Bilmen’de, tahsil hayatına başladığı günden İstanbul’da vefat ettiği ana kadar okuma, öğrenme ve öğretme aşkı hiç eksilmedi. Kuran-ı Kerim’i dört yaşında okumaya başlayan Bilmen, kendi ifadesiyle Kuran’a âşıktı. İlim öğrenme ve öğretme arzusuyla daima okudu yazdı ve talebe yetiştirdi. Bilmen, siyasete asla yönelmemiş, daima siyasetten uzak kalmış, evlatlarına da siyasetten uzak kalmalarını vasiyet etmişti.

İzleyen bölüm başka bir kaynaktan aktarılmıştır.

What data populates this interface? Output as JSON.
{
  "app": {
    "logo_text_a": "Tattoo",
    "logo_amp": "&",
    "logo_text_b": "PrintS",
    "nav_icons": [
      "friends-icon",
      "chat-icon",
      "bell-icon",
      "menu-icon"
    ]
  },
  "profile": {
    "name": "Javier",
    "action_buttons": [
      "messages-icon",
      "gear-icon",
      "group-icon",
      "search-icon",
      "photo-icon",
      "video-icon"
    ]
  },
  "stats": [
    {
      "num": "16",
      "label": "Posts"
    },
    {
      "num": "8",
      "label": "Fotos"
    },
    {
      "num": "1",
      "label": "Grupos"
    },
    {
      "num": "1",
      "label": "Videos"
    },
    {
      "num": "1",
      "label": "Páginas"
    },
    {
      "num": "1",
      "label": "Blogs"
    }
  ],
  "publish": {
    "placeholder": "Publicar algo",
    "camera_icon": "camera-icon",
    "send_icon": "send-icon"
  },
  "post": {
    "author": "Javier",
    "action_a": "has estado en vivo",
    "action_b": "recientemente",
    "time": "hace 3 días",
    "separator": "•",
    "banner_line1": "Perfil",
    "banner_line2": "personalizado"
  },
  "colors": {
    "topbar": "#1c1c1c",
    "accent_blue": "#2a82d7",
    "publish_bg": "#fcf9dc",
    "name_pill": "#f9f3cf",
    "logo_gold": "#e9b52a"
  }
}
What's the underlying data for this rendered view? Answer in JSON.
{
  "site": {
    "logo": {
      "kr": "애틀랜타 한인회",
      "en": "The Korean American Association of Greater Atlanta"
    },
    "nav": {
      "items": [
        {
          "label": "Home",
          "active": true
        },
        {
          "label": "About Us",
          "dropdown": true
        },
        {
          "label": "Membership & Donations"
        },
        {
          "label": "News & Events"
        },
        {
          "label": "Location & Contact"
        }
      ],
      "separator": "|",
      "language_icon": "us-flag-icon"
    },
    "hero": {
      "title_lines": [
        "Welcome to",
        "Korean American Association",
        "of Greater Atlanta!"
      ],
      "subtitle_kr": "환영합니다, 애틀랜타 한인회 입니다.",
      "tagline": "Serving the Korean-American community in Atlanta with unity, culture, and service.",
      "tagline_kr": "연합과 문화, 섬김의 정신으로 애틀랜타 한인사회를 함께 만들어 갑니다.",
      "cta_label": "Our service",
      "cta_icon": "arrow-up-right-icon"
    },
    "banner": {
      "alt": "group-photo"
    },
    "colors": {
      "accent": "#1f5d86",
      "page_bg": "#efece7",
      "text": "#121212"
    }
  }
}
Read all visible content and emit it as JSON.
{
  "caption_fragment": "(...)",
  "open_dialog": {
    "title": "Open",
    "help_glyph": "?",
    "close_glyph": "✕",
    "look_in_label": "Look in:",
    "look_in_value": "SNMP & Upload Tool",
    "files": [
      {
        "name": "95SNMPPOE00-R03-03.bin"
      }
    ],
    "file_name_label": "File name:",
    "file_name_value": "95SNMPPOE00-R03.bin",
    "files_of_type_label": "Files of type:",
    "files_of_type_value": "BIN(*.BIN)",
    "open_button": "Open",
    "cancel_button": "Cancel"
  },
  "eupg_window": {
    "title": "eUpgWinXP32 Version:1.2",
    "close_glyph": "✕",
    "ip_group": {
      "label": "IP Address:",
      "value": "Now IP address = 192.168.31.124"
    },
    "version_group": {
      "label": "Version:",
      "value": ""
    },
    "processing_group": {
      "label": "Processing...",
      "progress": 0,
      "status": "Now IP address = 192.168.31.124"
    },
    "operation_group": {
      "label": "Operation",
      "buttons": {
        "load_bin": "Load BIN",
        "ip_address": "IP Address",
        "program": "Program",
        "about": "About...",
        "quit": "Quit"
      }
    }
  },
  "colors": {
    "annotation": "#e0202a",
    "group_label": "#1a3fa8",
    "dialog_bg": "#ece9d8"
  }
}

Bilmen, 1947-1948 yılları arasında yayımladığı Büyük İslam İlmihali, 3 milyonun üstünde baskı yaptı. Türkiye’de uzun yıllar ele alınmayan pek çok konuyu açıklayarak, halkın dinî bilgilerle ilgili ihtiyacının giderilmesinde önemli bir boşluğu doldurdu. Bilmen’in diğer eserleri şunlar: Hukuk-i İslâmiyye ve Istılahat-ı Fıkhiyye Kamusu, Kur’ân-ı Kerîm’in Türkçe Meâl-i Âlisi ve Tefsiri, Büyük Tefsir Tarihi (1955-1961), Kur’ân-ı Kerîm’den Dersler ve Öğütler (İstanbul 1947), Süre-i Fethin Türkçe Tefsiri î’ülâ-yı İslâm ile İstanbul Tarihçesi (1953, 1972), Hikmet Goncaları: 500 hadisin tercüme ve izahını ihtiva etmektedir (1963), Muvazzah İlm-i Kelâm’ (1955), Mülehhas İlm-i Tevhid Akaid-i İslâmiye (1962-1973), Yüksek İslâm Ahlâkı (1949-1964). 12 Ekim 1971’de İstanbul’da Hakk’ın rahmetine kavuştu.
BÜYÜK İSLAM İLMİHALİ’NDEN
Bir kimse bir eşya çalamaz, çalınmasına razı olamaz, ona yardım edemez bu haramdır, yasaktır. Ferdlerin ve cemiyetlerin selametine, selamet ve mutluluğuna aykırı olan şeyler, İslam dininde yasaktır, haramdır. Bunların yapılması, hem dünyaca, hem de ahiretçe sorumluluğu gerektirir. Bunlara “Günah, masiyet, ism” denir. Günah olan şeyleri bizzat yapmak caiz olmadığı gibi, o gibi şeylere razı olmak ve bir zorlama olmadıkça yardım etmek de caiz değildir. Misal: Bir kimse, bir eşya çalamaz, bu haramdır, cezayı gerektirir. Bir kimse bir şeyin çalınmasına razı da olamaz, ona yardım da edemez. Bu da haramdır, yasaktır. Günah olan şeylere razı olmak veya yardım etmek, yerine göre ya haram ya da mekruh olur. Bu, dinde bir esastır. Bunun üzerine çeşitli binlerce mesele bina edilebilir. Misal: Bir kimse, herhangi bir haksızlığı geçerli kılmak için bir kimseden bir mal alamaz. Bu rüşvettir, haramdır. Onun için bir haksızlığı geçerli kılmak için bir insan bir mal veremez ve böyle bir malın verilmesine aracı da olamaz. Bunlar da haramdır, yasaktır. Çünkü böyle alınması yasak olan bir şeyin, verilmesi de, verilmesine aracı olunması da haramdır, yasaktır. Bir hadis-i şerifte buyurulmuştur: “Yüce Allah rüşvet alana da, rüşvet verene de, bunların arasında rüşvete aracı olana da lânet etsin.”